I’m working on some code (Sage’s multivariate polynomials) where I need to pickle and unpickle large objects (polynomials with millions of terms), and I’m trying to figure out how to do it well.
The current code converts the polynomial to a dictionary (exponent -> coefficient maps) and pickles the dictionary. Unpickling is done by supporting initialization of the polynomial object from a dictionary.
Obviously, this is problematic for large polynomials, since we need to duplicate all of the data, both when pickling and when unpickling.
Pickling doesn’t seem like too much of a problem - just create an iterator that produces key/value pairs and return it from
Unpickling is the problem. First, the object is supposed to be immutable and doesn’t currently have a
__setitem__ method. A more serious problem is that the data is maintained as a sorted linked list in the underlying C library. Inserting individual items is slow. The current code, when initializing from a dictionary, puts everything into a bucket, then once everything is present, sorts the bucket once and forms the linked list.
So, how to implement
__setitem__ efficiently? I’m thinking that it would be best to get some kind of notification when the unpickling is complete, so that the sort can be delayed until then.
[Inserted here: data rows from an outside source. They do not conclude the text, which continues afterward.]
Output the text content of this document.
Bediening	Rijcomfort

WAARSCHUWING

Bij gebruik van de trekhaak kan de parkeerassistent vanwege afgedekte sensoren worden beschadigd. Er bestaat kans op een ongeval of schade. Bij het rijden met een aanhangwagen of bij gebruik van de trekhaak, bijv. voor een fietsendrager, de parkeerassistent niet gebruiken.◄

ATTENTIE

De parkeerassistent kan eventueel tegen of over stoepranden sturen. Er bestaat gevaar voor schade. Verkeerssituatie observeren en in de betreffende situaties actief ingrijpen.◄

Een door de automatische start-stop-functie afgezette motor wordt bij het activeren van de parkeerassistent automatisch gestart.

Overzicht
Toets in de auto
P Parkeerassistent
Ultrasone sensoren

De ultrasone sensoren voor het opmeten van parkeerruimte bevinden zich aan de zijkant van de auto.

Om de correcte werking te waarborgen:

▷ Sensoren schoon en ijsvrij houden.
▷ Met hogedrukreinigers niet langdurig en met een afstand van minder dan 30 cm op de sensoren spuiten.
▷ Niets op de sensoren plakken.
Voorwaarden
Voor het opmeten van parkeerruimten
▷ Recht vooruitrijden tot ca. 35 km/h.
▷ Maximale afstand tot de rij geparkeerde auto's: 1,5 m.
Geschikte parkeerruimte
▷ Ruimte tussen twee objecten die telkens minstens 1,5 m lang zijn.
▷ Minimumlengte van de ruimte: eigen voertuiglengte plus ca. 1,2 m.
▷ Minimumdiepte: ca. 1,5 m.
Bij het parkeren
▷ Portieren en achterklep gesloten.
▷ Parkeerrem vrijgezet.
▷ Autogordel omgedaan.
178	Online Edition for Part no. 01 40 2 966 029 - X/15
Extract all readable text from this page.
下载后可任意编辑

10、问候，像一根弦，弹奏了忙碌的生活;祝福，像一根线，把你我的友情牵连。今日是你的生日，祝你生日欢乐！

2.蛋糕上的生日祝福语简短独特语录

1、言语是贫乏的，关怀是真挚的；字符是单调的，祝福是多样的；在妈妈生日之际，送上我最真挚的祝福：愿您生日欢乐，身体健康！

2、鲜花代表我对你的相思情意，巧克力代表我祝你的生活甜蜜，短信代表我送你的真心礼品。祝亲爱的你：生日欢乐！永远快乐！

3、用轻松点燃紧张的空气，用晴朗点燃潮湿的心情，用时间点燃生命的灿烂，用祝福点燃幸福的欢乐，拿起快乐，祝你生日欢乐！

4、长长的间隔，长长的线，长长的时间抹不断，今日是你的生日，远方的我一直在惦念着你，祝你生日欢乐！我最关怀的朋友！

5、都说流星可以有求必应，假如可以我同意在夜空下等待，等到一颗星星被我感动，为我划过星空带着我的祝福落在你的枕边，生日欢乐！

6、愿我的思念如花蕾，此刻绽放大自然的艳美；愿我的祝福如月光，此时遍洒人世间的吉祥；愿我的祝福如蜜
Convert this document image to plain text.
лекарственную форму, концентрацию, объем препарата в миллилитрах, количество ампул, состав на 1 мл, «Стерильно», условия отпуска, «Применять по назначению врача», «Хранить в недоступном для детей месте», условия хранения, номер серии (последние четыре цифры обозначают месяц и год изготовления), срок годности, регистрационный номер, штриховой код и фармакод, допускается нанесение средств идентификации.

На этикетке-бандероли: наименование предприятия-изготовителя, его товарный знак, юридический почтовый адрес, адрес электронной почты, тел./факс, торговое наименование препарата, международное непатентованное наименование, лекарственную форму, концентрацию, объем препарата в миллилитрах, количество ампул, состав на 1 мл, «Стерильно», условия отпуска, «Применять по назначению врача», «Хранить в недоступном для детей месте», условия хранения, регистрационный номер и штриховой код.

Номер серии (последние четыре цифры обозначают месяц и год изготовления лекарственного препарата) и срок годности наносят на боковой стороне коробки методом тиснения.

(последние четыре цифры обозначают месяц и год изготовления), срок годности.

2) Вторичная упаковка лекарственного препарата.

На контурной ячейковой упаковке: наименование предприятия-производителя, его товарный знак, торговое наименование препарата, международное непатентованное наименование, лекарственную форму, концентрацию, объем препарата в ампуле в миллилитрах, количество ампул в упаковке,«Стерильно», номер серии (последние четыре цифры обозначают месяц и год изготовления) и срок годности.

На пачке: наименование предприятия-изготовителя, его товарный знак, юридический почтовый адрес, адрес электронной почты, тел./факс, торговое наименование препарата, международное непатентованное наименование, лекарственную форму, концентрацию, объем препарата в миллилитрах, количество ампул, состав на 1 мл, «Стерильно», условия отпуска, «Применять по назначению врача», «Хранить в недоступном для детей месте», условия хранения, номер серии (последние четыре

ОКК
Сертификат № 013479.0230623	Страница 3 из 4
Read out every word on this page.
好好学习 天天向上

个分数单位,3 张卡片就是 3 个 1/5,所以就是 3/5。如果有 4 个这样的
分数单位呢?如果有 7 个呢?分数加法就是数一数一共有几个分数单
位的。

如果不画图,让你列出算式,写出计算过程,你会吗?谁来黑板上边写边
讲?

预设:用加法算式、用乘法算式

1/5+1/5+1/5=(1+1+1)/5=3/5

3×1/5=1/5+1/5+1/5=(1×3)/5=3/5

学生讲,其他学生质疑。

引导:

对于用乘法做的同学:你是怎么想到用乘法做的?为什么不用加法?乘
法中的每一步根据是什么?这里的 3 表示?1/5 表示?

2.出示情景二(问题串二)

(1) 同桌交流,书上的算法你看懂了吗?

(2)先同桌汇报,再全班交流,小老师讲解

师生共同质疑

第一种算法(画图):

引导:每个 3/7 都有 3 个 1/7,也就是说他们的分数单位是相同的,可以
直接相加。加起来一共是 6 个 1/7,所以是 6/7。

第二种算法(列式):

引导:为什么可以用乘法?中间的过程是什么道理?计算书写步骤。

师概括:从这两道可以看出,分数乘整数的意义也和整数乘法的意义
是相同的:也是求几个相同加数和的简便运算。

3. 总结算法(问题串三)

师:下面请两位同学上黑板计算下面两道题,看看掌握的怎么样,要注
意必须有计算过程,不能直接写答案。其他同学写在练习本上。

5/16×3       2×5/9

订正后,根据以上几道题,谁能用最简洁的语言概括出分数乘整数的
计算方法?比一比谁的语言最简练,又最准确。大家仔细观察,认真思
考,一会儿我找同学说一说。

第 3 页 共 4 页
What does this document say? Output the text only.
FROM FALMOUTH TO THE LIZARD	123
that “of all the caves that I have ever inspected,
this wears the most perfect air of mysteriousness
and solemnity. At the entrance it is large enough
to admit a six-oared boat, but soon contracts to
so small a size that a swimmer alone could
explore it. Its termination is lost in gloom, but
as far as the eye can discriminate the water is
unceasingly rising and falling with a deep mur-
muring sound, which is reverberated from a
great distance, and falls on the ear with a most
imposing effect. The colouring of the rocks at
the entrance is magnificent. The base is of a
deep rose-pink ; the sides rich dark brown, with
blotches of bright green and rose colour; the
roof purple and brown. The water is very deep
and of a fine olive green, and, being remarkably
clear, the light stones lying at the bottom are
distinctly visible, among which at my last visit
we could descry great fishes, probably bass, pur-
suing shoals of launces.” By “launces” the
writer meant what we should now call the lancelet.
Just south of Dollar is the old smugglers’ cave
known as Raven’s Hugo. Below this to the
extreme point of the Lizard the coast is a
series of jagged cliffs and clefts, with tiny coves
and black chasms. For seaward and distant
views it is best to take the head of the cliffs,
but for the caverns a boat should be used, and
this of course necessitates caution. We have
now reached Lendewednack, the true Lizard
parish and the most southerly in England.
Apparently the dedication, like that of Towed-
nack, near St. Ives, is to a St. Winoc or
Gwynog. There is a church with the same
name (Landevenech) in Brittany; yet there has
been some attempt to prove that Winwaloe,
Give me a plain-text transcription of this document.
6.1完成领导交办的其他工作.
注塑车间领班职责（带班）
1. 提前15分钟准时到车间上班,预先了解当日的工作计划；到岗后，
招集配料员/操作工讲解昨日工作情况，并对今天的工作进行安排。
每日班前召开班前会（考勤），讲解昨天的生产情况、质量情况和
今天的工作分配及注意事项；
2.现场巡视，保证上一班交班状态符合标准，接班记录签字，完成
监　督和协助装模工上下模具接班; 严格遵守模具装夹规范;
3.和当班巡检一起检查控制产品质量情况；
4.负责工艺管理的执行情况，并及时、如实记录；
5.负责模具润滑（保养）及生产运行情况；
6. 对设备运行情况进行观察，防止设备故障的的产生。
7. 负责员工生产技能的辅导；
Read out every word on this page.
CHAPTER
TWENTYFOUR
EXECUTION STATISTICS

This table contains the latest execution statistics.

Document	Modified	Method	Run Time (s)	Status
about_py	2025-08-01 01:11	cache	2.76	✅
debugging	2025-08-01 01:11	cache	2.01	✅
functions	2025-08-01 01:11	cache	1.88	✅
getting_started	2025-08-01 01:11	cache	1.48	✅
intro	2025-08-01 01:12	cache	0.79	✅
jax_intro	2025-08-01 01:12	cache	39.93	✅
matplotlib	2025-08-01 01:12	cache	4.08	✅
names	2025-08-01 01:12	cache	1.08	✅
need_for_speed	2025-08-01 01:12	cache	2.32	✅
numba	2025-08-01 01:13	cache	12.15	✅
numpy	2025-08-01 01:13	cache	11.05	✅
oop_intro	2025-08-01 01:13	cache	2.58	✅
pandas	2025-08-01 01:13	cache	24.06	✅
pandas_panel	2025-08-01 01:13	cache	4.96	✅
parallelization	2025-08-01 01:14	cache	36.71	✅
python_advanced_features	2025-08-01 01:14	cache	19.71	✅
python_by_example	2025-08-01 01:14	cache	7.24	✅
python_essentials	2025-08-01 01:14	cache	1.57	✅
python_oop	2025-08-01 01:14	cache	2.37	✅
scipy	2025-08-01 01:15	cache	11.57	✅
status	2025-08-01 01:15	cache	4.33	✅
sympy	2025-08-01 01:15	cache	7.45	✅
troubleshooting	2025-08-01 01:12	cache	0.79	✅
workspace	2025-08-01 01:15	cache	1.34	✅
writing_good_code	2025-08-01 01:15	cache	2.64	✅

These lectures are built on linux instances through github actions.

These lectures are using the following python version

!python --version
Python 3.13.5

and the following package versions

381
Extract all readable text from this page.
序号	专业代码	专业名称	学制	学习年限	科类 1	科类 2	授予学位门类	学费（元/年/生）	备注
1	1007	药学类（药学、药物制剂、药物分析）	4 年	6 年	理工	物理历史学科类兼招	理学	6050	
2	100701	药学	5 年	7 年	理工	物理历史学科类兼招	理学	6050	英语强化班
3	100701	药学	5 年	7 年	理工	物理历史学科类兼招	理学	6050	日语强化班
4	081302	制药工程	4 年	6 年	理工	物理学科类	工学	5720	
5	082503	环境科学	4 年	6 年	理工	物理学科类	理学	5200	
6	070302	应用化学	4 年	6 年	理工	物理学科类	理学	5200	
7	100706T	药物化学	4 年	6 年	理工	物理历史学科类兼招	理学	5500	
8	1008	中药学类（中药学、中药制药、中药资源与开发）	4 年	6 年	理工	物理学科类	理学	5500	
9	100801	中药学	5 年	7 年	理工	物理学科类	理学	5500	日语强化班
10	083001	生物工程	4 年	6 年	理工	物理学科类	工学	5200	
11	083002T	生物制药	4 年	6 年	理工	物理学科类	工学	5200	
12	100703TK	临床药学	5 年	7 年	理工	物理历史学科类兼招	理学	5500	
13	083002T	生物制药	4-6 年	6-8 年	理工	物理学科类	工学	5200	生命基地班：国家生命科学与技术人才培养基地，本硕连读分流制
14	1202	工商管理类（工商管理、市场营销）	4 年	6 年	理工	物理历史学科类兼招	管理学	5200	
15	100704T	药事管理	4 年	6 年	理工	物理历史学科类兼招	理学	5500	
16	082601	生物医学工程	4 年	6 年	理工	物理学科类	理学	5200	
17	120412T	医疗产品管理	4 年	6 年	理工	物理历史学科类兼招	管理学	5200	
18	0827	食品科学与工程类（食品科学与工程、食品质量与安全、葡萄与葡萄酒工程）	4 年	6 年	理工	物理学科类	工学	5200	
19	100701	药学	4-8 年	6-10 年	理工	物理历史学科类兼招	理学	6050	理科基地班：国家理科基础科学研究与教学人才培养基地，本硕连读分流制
Looking at the unpickle code, it seems like
__setstate__ is the very last thing that gets called. So, I could implement a
__setitem__ method that just sticks everything into a bucket, and a
__setstate__ method that finalizes the initialization (sorting and forming the linked list).
Don’t know if I dare publish such code. Would it be reliable? Don’t think there are any guarantees about the order that
__setstate__ gets called.
Any other ideas?